Anyhow, why cheez? He was going for an eggs Benedict concept, and McD’s already had Big Mac Special Sauce, so why not put that on? Why go right to cheez?
[QUOTE=Terrifel]
I wonder where that original egg ring is now, and if it has the power to rule all other McMuffins and in the darkness bind them.
[/QUOTE]
They cocked it up. Instead the Egg M\cMuffins bind YOU!
[QUOTE=Contrapuntal]
I have it. It’s now a cock ring. Comes in handy!
[/QUOTE]
If it comes in handy, it’s probably too tight.
[QUOTE=Beware of Doug]
They call it “cheese,” but it’s properly spelled “cheez.”
[/QUOTE]

[QUOTE=Beware of Doug]
They call it “cheese,” but it’s properly spelled “cheez.”
Anyhow, why cheez? He was going for an eggs Benedict concept, and McD’s already had Big Mac Special Sauce, so why not put that on? Why go right to cheez?
[/QUOTE]
Thousand Island dressing on ham and eggs?
[QUOTE=Lynn Bodoni]
I occasionally see ads for egg rings, either individual rings or sets of four.
[/QUOTE]
We got a set of four with a large griddle. Tried them once and found that the eggs just leak out between the griddle & ring, rendering them useless; haven’t used them since.
[QUOTE=pravnik]
If it comes in handy, it’s probably too tight.
[/QUOTE]
Well, I promised **faithfool **I wouldn’t brag.

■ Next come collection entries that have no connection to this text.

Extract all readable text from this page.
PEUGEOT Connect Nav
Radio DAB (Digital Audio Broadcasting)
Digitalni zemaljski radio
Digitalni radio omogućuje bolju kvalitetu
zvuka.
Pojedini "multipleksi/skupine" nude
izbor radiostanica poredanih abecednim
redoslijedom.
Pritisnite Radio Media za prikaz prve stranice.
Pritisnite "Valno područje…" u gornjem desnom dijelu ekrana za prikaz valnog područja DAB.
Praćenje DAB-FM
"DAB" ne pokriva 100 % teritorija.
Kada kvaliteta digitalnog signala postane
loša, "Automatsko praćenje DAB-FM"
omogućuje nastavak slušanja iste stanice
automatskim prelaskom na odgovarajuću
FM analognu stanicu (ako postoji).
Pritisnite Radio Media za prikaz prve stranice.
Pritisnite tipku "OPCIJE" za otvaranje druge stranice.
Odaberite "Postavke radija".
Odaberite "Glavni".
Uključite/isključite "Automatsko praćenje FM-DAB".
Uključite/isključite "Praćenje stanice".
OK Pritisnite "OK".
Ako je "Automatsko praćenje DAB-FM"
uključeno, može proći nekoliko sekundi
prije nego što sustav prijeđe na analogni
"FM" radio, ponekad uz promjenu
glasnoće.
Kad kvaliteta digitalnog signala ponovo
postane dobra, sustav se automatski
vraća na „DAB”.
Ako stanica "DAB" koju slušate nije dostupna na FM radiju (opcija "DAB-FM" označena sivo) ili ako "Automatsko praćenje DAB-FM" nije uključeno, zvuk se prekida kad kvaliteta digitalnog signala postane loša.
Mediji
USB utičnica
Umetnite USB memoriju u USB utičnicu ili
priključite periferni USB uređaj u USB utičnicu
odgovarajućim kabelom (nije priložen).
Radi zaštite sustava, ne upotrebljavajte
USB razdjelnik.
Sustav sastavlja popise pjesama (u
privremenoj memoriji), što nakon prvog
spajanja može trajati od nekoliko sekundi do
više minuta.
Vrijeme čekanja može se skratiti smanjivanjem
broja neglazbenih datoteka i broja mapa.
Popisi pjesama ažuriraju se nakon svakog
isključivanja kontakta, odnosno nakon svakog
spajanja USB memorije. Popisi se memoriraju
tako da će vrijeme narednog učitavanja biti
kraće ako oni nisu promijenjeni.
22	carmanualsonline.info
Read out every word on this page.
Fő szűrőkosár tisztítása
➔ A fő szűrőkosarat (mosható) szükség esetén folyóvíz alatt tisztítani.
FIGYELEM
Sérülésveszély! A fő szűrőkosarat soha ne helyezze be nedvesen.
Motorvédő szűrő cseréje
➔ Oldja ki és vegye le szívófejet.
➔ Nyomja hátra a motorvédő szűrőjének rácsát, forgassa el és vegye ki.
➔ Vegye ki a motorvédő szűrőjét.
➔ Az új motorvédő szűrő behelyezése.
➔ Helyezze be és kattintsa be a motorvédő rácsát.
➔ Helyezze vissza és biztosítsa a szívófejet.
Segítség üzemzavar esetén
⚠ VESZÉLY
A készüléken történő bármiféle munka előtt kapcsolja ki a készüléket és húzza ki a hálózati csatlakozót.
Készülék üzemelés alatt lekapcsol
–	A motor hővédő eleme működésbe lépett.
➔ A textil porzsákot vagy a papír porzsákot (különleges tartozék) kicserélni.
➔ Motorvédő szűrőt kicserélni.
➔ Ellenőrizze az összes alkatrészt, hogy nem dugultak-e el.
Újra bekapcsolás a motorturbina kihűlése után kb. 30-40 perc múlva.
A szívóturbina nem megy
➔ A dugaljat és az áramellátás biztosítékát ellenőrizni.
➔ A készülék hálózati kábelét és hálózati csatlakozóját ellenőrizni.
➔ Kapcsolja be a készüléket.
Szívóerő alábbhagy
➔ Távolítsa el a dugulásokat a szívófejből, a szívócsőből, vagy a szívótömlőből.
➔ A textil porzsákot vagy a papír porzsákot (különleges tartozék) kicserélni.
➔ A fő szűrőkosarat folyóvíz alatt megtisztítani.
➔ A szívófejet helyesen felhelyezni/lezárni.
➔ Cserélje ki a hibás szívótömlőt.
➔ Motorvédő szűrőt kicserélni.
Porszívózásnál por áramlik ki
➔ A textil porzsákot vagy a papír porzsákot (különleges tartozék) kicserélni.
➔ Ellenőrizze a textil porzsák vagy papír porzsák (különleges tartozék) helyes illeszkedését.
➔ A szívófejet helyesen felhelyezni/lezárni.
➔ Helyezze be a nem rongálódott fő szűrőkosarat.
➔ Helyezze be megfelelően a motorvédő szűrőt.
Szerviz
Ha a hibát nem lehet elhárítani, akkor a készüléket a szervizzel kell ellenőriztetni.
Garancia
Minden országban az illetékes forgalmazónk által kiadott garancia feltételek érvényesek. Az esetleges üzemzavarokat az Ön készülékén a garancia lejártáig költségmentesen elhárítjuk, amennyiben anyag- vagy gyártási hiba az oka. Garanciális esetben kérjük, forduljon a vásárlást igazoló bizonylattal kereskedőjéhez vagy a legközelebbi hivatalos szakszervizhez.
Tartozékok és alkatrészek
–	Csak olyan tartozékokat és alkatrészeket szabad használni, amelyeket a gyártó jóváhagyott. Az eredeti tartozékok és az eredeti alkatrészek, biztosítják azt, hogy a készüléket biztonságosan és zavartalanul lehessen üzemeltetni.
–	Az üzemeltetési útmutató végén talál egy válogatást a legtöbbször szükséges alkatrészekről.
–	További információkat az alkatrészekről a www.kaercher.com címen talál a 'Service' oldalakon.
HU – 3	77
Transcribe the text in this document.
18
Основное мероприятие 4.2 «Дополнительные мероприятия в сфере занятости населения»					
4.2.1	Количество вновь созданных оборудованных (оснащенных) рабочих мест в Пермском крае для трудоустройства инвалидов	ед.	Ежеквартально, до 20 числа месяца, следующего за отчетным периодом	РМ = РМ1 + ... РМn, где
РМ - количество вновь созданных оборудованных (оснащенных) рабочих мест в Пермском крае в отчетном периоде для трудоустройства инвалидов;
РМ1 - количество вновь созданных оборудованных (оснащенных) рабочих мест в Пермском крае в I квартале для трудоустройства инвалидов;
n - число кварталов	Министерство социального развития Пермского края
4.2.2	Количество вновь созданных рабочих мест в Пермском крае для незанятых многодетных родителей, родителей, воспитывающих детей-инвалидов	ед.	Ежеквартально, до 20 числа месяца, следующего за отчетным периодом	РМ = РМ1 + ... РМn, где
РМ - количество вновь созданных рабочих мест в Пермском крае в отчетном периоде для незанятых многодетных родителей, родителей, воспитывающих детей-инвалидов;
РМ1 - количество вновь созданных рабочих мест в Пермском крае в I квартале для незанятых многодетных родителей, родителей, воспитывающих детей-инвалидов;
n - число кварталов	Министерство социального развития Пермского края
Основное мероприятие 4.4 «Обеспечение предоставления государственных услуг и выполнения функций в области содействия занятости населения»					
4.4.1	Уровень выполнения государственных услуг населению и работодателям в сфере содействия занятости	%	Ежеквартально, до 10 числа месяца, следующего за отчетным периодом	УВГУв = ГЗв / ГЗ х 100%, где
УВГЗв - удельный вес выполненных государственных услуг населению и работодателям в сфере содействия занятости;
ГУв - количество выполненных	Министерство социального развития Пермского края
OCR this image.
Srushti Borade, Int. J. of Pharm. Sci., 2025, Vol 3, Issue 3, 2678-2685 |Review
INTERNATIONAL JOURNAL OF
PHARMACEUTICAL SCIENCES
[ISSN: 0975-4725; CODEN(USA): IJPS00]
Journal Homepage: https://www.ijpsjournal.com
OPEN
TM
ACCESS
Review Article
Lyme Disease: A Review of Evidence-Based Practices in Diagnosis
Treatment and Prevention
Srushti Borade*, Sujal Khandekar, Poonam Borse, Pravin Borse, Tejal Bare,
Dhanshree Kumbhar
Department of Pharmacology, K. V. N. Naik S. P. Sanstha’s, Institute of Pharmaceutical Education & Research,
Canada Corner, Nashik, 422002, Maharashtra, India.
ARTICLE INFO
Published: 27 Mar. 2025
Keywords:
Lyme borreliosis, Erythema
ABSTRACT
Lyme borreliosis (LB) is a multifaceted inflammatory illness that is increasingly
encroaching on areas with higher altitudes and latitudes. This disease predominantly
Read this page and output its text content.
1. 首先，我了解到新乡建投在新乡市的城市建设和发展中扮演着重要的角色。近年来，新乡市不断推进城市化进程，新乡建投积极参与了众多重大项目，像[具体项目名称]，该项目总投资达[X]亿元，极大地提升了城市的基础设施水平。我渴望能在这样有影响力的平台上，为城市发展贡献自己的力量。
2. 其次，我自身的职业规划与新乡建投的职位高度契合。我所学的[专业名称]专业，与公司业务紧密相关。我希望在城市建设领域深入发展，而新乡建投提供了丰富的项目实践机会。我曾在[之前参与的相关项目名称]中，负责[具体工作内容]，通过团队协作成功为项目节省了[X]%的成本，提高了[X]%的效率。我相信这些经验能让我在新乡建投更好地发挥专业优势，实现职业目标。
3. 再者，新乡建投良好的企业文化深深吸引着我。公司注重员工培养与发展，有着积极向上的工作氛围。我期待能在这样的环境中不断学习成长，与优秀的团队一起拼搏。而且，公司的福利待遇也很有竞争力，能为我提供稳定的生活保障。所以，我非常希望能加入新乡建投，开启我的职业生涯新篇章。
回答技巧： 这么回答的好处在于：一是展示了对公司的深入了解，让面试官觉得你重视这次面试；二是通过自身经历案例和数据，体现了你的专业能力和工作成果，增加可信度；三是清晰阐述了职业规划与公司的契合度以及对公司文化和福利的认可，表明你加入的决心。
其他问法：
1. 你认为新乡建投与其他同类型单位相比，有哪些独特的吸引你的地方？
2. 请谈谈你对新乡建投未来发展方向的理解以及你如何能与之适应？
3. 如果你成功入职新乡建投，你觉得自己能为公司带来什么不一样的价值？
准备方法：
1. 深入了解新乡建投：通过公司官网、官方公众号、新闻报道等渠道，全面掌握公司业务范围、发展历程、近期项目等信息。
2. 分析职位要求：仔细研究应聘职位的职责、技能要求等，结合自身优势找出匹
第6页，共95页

[QUOTE=Diogenes the Cynic]
Thousand Island dressing on ham and eggs?
[/QUOTE]
AKA eggs à la russe. An old (I mean OLD, as in 1920s) favorite.
[QUOTE=Intelligently Designed]
Looks to me like Peterson came up with the idea of replacing eggs Benedict’s hollandaise sauce with that orange stuff they call cheese, and poached egg with a fried one, for which he used Teflon rings.
[/QUOTE]
Actually, the egg on an Egg McMuffin is poached, not fried. The egg ring that Mr. Petersen came up with was perhaps the prototype, but it eventually evolved into a novel flattop grill poacher. The poacher that I remember using at Mc Donald’s was a set of egg rings that overlaid the flattop but it also had a cover, with a small premeasured cup built into it that was reminiscent of a conical jigger. One would fill the cup with water and it would automatically drip in the water, solving the problem of poaching an egg on a single purpose frying surface.
I suppose it would more accurately be called, steam poaching.
What Mc Donald’s really needs to come up with is a side packet or tiny carton of decent Hollandaise sauce to go with the Egg McMuffin. That would improve it and bring it more into line with Mr. Petersen’s original vision.
I think it’s quite a tribute to Herb that this thread seems to have more life than the one for Richard Widmark, who died about the same time.
Widmark is hard to josh about because he was just so goddam good at what he did. There was no salesmanship about him, just an honest craftsman.
McDonald’s empire of mass-produced nom-noms are part of pop culture on a much more basic, common level, which makes them fun to discuss in a nerdish way.
Still, I’d like to think he’d be pleased.